Angel investors want to make sure that they’ll get a return on their investment and that your startup will be successful. However, various economic and global crises threaten the stability and upwards trajectory of every organization in operation right now. Take the recent global crisis for example. FXCM notes that the COVID-19 crisis has prompted a historic economic downturn, initiated social unrest, and caused a 7.3% increase in unemployment in developed countries. Because it can be hard to anticipate these kinds of global events, your startup should have a contingency plan in place.

A contingency plan can help your startup attract angel investors as it signifies that your startup is prepared to face difficult challenges ahead. In order to make a comprehensive contingency plan, be sure to prioritize your resources and identify your biggest risks. In addition, Inc advises that you should brainstorm with your team to come up with effective prevention mechanisms. By ensuring that your contingency plan is exhaustive and well thought out, you show angel investors that you’ll do what it takes to complete your end of the bargain and ensure that your startup will stay afloat during tough times.

Forge a Strong Network

You can never meet enough people. If you have opportunities to go to business events, conferences or mixers -- go. And, don’t just look in the obvious places. 

Aside from being a way to meet angel investors who are looking for startups with big ideas, networking with other reputable businesses and startups can also help you show how dedicated you are to growing your organization. 

This is because networking is essential for finding the right resources ⁠— from raw materials to finding talent to join your team. In other words, having a strong network is crucial in gaining increased access to the various resources that you need to help your startup flourish.

By showing angel investors that you’ve forged a strong network, you prove to them that you’re willing to go the extra mile to ensure your startup succeeds. 

Build a Reliable Management Team

Angel investors are also keen on supporting startups that have robust leadership. You want investors to know that your organization is in the hands of people who have the right experience, are competent, and are trustworthy. 

A solid management team of people who have proficiency in different aspects of business like marketing, sales, manufacturing, managing people and accounts creates a positive impression on investors’ mind. Leadership is what ultimately decides the future course of action for any enterprise.

Present a Strong Sales Pipeline

There is no business without sales. Investors must be convinced that people are willing to buy your product or services. Your product or service must stand out from what’s already being offered in the market. Your differentiators should be easily identifiable when explaining the sales process to investors.

Be prepared to prove to investors that your market potential is large enough to warrant an investment. Provide a track record of sales you’ve already made (breaking down the number of prospects at each stage in the buying process) and show how you plan to continue to expand your pipeline to grow the business and generate revenue.

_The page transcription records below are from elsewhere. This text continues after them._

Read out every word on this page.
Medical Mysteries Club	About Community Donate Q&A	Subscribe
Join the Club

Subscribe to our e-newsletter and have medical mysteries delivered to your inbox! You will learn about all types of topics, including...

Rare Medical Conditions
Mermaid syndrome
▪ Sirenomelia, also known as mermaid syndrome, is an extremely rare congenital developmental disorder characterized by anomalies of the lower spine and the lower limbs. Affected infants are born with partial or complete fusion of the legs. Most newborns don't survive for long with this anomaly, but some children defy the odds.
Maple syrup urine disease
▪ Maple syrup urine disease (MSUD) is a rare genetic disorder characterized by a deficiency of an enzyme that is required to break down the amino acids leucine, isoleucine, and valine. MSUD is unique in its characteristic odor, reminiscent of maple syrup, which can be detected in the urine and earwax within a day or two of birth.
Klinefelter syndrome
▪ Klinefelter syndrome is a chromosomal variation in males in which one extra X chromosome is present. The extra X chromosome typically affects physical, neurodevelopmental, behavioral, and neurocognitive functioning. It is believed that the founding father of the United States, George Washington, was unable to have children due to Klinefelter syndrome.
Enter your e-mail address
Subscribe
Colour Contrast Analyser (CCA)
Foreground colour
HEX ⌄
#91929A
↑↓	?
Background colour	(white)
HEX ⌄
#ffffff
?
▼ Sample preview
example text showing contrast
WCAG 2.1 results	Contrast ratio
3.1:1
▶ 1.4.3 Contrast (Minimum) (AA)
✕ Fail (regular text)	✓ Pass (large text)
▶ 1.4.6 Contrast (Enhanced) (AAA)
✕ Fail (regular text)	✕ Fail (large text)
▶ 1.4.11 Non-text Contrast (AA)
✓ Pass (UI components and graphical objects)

Create Credible Financial Projections

It is necessary to build logical financial assumptions and projections to show angel investors that their initial investments will grow and return. No investor will provide funding based on excitement only ⁠— even if you have a disruptive idea and promising product. 

To make a credible financial projection, consider employing the services of a trusted accountant. An accountant can present your financial projections as high-level assumptions, which will give investors confidence that your business has the capacity to to scale and grow. 

Remember that your financial projections must be grounded and based on reality. Angels are impressed when entrepreneurs know their numbers inside and out and are realistic about their valuations.

There you have, six ways to set yourself up for success when looking for Angel Investors. However, reader beware, raising angel capital is a tough process. You will fail more than you will succeed. 

Stay persistent and if you believe in your business, it will happen!